Paul Bone

Code Loading and Security

Today I was thinking about code loading and security. To write more robust code it is a very good idea to separate executable code from writable data. Many processors and OSs have supported some kind of execute protection for years now. This and other features make our systems more secure, a bug in a program cannot easily be exploited. Memory safe languages improve this further by making these classes of bugs impossible, nevertheless we don’t always have that luxury.

Where this may become a problem is when it is a good idea to modify code at runtime or load code, then execute it. The simplest example is using a breakpoint in a debugger. On x86/x86_64 a breakpoint is implemented by writing a single byte, one that calls a trap defined by the OS for debugging, into the instruction stream.

Just in time (JIT) compilation and code loading are also situations where you may want to write and then execute some memory. For example in Plasma I intend to use subroutine threaded bytecode execution on x86 and x86_64. (The current interpreter is generic and uses token threading. In the distant future it might use native code generation.) Subroutine threading involves reading the bytecode and writing machine code into memory and then running that.
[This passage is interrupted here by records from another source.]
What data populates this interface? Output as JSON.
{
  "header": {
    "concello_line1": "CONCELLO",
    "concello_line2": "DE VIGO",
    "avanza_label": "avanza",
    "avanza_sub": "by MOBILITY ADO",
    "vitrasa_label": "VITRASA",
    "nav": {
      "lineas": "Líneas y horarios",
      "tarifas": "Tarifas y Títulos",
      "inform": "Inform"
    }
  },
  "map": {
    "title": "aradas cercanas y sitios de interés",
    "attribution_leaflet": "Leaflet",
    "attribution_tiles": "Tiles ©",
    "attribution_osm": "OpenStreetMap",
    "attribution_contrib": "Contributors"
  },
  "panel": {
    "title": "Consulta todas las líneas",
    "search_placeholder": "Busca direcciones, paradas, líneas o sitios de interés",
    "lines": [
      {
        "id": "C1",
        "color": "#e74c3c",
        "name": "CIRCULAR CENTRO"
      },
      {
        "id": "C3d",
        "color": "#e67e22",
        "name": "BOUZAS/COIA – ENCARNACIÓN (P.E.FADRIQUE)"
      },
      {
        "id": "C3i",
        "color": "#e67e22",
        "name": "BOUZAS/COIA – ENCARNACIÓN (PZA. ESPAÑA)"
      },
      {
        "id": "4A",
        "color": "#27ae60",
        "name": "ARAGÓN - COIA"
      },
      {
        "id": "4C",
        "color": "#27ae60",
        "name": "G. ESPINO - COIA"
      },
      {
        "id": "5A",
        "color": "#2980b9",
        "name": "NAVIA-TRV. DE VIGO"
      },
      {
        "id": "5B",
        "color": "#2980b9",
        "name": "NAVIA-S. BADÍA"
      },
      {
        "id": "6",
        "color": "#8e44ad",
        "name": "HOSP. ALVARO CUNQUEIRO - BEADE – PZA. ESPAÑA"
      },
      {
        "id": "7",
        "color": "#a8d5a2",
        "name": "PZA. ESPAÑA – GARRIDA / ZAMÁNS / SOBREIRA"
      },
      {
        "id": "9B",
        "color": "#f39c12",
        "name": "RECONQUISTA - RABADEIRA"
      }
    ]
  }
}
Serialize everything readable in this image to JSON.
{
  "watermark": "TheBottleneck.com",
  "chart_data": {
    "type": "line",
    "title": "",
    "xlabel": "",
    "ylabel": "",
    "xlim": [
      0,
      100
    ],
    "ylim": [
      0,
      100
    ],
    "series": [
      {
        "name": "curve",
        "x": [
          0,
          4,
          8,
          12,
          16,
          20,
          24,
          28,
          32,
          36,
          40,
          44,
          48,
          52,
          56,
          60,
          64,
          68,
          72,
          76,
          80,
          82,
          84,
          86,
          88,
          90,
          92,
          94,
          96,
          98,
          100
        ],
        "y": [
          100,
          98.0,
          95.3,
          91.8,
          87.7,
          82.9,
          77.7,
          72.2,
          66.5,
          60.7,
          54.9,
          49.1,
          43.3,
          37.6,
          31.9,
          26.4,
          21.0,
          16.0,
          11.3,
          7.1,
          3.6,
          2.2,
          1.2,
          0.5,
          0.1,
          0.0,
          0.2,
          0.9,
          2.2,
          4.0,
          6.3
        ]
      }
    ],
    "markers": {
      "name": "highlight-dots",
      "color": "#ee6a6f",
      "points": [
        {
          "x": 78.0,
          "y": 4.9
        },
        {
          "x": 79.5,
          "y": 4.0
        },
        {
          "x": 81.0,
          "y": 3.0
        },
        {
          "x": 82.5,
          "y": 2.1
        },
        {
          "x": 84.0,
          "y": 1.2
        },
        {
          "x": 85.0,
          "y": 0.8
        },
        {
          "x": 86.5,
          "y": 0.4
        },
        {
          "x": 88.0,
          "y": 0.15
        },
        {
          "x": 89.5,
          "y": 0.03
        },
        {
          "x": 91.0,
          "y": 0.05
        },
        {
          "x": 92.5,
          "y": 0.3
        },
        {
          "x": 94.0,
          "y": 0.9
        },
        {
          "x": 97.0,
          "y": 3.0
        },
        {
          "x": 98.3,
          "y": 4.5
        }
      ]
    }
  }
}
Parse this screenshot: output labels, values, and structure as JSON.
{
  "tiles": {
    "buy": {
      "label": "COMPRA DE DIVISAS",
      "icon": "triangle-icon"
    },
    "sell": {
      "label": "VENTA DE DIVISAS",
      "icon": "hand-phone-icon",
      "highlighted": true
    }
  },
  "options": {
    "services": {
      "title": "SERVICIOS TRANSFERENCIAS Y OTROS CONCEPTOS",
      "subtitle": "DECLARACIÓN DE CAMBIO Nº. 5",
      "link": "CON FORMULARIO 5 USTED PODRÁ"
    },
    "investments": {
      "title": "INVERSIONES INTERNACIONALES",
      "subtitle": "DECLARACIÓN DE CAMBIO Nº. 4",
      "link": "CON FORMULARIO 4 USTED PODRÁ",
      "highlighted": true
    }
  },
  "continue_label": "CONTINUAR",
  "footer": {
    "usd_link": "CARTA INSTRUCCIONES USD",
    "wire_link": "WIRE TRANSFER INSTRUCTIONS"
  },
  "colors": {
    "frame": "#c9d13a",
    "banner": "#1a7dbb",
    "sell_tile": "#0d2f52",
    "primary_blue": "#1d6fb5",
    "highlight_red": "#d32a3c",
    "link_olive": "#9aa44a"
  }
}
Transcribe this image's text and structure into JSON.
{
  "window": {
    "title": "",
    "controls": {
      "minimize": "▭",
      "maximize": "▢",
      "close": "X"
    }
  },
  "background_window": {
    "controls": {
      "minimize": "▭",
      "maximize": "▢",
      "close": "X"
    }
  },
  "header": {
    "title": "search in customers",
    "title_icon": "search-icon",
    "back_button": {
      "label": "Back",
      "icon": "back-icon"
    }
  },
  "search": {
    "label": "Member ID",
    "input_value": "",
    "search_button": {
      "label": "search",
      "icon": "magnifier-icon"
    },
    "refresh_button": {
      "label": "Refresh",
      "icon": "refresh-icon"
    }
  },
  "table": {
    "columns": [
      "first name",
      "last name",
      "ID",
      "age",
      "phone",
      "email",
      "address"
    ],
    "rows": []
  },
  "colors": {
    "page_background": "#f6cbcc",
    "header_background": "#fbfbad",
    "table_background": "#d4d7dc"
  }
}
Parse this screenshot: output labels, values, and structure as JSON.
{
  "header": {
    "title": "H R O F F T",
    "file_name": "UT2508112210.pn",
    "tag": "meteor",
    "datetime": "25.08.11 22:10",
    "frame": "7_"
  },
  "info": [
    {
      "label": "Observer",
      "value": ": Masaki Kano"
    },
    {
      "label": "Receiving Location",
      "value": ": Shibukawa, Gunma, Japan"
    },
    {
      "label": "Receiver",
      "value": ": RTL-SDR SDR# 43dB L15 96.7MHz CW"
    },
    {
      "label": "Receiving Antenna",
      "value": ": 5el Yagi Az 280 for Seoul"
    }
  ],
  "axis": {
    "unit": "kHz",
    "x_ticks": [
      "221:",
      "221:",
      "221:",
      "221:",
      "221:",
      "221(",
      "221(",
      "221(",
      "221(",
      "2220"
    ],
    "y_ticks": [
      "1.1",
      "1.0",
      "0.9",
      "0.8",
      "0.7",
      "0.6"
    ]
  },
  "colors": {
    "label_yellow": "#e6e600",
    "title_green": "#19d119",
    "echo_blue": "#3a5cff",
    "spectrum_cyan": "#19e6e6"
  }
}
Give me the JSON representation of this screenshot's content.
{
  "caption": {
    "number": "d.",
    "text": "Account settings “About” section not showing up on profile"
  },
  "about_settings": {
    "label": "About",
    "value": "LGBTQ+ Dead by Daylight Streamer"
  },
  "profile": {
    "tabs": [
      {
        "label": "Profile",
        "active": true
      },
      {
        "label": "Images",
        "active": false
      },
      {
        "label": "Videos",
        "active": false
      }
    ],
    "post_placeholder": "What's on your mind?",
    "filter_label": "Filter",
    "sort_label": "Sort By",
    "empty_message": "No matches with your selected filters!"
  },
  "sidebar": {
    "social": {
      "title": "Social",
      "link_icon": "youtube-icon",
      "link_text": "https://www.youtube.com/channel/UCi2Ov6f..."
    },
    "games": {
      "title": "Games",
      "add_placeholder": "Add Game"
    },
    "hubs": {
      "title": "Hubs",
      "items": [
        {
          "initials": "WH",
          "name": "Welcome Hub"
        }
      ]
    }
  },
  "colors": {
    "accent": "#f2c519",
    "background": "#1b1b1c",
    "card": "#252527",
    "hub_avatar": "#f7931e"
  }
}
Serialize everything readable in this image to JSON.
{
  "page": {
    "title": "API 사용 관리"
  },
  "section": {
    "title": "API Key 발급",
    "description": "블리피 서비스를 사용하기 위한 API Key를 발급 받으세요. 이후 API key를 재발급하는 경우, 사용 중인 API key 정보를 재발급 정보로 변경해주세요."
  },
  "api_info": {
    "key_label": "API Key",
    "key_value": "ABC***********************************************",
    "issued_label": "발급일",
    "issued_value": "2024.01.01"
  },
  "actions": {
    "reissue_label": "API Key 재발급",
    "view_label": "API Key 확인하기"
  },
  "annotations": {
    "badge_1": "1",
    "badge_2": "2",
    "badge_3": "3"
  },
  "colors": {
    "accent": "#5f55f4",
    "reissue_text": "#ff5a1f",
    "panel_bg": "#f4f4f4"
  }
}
To enable code loading, and maintain good security practices we can start with read and write memory protection, copy the code in, then change the protection to read and execute. I’ve demonstrated this with this C program.

#include <stdio.h>
#include <stdlib.h>
#include <string.h>

#include <sys/mman.h>

/*
 * Code for "return 23"
 */
const unsigned char code_bytes[] =
    {
	/* mov 23 eax */
	0xb8, 0x17, 0x00, 0x00, 0x00,
	/* ret */
	0xc3
    };
#define CODE_LEN (5 + 1)

int main(int argc, const char **argv) {
    void *memory;
    int (*func)(void);
    int result;

    /* Note: PROT_READ | PROT_WRITE */
    memory = mmap(NULL, 4096,
	PROT_READ | PROT_WRITE,
	MAP_PRIVATE | MAP_ANONYMOUS,
	-1, 0);
    if (MAP_FAILED == memory) {
	perror("mmap");
	return EXIT_FAILURE;
    }

    memcpy(memory, code_bytes, CODE_LEN);

    /* Note: PROT_READ | PROT_EXEC */
    if (-1 == mprotect(memory, 4096, PROT_READ | PROT_EXEC)) {
	perror("mprotect");
	return EXIT_FAILURE;
    }

    printf("Calling generated code\n");
    func = (int (*)(void))memory;
    result = func();
    printf("Code returned %d\n", result);

    return EXIT_SUCCESS;
}

This works on Linux and FreeBSD on x86_64, and Linux on x86. It should work on other x86 / x86_64 systems but I haven’t tested it. It won’t work on anything other than x86 or x86_64 as the machine code it attempts to load is x86/x86_64 code.

What I would like to know, and I’ll update this blog entry once I know, is whether there are any systems, perhaps some security hardened systems, that do not allow changing memory permissions and therefore the above program won’t work. It looks like PaX Linux is one such system. If this isn’t supported what do things like the Java Runtime do to enable code loading and JIT? Is double-mapping the only option?

Update 2016-09-15

Thanks David Coles via G+ who pointed me at some more information about hardened Gentoo which uses PaX Linux. Indeed PaX Linux forbids changing memory protection from writable to executable, and this does affect runtimes like Java. However this feature (called MPROTECT) can be disabled per-binary or globally. More details are available about MPROTECT including a paragraph about how the interface to mmap() and mprotect() could be extended to allow code loading and JIT compilation.

While preparing this article I found some other interesting things. My friend Paweł Lasek showed me a case where changing (or flipping) memory protection like this is very inconvenient. Inline caching is used to speedup virtual method lookup in dynamic languages and is easiest if memory can be updated and executed at the same time. This is not supported on some OSs such as OpenBSD and PaX Linux.

I also ran two other tests. I tested creating read, write and execute memory on x86_64 Linux and found that this also worked. Take the above program, add | PROT_EXEC to the mmap call and remove the mprotect() call.

I tested executing read and write memory (deleting the mprotect() call), this crashed as expected on x86_64, and worked on x86. Most 32-bit only x86 systems do not support page-level no-execute protection (the NX bit) and therefore the hardware was unable to detect this and trap it. Sometimes 64-bit x86_64 systems, running in 32-bit mode do support the NX bit, but that depends heavily on the OS used.